In the Philippines, officially declared protected areas span over 2.13 million hectares of land, or 7 per cent of the country's land area, and 1.37 million hectares or 0.6 per cent of marine waters. Still, as with the rest of the globe, there is need for greater coverage.

However, quantity is not only the problem. The quality of protected area management generally leaves much to be desired, rated on average as only 30 per cent effective worldwide. Unfortunately, this dismal assessment was drawn up, too, for the Philippines in particular. Much of the problem was traced to underfunding. Department of Environment and Natural Resources Secretary Ramon Paje has recently said so himself in relation to Philippine marine resource management. Elsewhere, too, wildlife organizations and parks are in dire need of resources to beef up security and training of anti-poaching personnel and tracker dogs.

Compounding this state of affairs is that all the five major drivers converge to bolster one another. Indeed, the obvious problems confronting biodiversity such as underfunding and poor ecosystem management are all too real. But they cannot but be underlaid by even more fundamental factors. This matrix of challenges may be even said to boil down to an undervaluation of biodiversity not just in government budget priorities or commercial payment terms. A sea change must take effect through a broader socio-economic, cultural and moral paradigm that reshapes how biodiversity is basically viewed and treated as a source of wellbeing, quality of life, and common good.

Nevertheless, this next decade appears more encouraging than the previous one with the global launching of the UN Decade on Biodiversity 2011-2020 last December. Among its most welcome hallmarks are commitments by 193 governments and parties to revise their national biodiversity plans, set concrete national biodiversity targets, and respect, promote, and encourage the traditional, sustainable knowledge and use of biodiversity by indigenous and local communities.

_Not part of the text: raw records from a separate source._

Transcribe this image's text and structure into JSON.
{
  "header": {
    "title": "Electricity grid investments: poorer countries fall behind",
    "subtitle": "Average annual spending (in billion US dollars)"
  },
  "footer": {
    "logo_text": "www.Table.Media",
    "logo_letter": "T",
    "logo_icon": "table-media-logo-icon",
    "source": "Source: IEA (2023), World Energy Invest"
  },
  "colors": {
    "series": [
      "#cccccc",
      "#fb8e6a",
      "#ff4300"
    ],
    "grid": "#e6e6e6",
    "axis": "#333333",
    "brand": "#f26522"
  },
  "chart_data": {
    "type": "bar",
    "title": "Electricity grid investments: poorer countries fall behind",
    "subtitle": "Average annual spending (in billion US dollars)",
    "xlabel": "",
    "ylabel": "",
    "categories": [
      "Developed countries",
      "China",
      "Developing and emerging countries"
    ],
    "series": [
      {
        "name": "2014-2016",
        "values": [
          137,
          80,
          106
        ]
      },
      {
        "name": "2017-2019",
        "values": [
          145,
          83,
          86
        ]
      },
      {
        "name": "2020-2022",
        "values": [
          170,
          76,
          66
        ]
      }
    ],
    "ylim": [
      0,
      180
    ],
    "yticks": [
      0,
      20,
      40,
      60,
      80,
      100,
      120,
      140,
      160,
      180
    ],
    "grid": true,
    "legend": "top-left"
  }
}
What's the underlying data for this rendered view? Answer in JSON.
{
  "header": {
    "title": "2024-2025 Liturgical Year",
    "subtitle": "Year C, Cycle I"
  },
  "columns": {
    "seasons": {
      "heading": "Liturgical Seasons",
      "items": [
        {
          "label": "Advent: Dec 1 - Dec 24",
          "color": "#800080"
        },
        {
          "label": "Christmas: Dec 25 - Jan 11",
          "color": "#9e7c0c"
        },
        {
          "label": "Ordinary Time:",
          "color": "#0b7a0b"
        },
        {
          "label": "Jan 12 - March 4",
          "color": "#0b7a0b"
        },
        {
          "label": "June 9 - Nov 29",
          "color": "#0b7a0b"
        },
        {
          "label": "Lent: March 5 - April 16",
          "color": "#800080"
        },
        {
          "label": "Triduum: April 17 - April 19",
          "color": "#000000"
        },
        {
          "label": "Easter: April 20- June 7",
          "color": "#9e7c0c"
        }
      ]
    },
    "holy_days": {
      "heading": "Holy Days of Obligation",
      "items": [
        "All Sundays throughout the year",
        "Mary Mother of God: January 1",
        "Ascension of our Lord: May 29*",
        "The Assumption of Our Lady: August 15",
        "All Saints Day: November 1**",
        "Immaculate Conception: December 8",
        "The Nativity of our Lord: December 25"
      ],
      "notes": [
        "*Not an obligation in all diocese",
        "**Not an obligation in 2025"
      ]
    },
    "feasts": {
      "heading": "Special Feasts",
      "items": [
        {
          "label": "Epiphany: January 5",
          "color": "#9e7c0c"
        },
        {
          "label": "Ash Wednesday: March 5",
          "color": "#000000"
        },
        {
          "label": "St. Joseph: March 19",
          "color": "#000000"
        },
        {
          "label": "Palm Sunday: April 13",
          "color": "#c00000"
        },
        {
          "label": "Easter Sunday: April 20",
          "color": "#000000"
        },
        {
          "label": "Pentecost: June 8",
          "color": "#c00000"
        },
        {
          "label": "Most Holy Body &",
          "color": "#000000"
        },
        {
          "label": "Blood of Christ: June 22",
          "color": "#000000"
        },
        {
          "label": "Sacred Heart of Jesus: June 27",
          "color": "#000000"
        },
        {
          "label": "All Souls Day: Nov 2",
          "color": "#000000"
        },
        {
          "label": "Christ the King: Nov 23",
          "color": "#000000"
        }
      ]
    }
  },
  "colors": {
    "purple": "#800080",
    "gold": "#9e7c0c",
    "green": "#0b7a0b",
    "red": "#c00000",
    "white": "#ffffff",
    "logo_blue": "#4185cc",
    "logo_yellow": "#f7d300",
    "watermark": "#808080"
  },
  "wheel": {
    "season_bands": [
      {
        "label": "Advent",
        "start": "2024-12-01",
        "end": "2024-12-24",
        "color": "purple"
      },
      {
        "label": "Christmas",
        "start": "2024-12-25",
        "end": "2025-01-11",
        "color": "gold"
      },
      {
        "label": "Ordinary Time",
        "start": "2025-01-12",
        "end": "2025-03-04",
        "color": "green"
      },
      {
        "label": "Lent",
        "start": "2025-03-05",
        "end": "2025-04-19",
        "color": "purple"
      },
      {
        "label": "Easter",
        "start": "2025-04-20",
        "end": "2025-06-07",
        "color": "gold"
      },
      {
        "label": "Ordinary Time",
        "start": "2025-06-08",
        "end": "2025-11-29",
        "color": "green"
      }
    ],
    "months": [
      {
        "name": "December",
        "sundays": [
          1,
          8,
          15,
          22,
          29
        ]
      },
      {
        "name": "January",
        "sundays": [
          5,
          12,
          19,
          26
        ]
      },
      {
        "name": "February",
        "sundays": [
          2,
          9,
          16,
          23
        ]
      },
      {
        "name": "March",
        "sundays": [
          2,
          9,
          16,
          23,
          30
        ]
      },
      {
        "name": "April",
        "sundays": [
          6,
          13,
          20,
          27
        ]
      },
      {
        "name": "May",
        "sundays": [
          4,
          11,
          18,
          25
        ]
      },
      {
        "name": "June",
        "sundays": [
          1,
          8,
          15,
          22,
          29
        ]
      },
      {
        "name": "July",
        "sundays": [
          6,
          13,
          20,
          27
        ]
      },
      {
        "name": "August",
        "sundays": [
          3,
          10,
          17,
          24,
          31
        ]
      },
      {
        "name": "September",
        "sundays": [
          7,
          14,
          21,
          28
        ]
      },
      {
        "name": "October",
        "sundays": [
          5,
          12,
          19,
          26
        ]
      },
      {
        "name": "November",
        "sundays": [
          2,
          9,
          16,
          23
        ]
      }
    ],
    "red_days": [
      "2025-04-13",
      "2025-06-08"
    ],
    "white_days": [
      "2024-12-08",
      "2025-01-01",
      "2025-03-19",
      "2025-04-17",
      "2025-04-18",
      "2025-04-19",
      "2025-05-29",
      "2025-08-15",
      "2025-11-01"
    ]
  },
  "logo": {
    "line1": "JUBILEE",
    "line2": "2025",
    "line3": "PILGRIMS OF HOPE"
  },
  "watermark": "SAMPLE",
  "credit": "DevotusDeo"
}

Alongside this, many empowered communities are embracing strong and adequate ecological values and are at the forefront of the effort on the ground to conserve or naturally restore biodiversity. Thus, they are in the best position to locally manage the environment effectively and backed up by government policies and resources, even though they may still lack the all-round support and development required. As long as they continue to hold on fast to these biodiversity values, the prospects for finally bringing this speciocide to a just end appear brighter.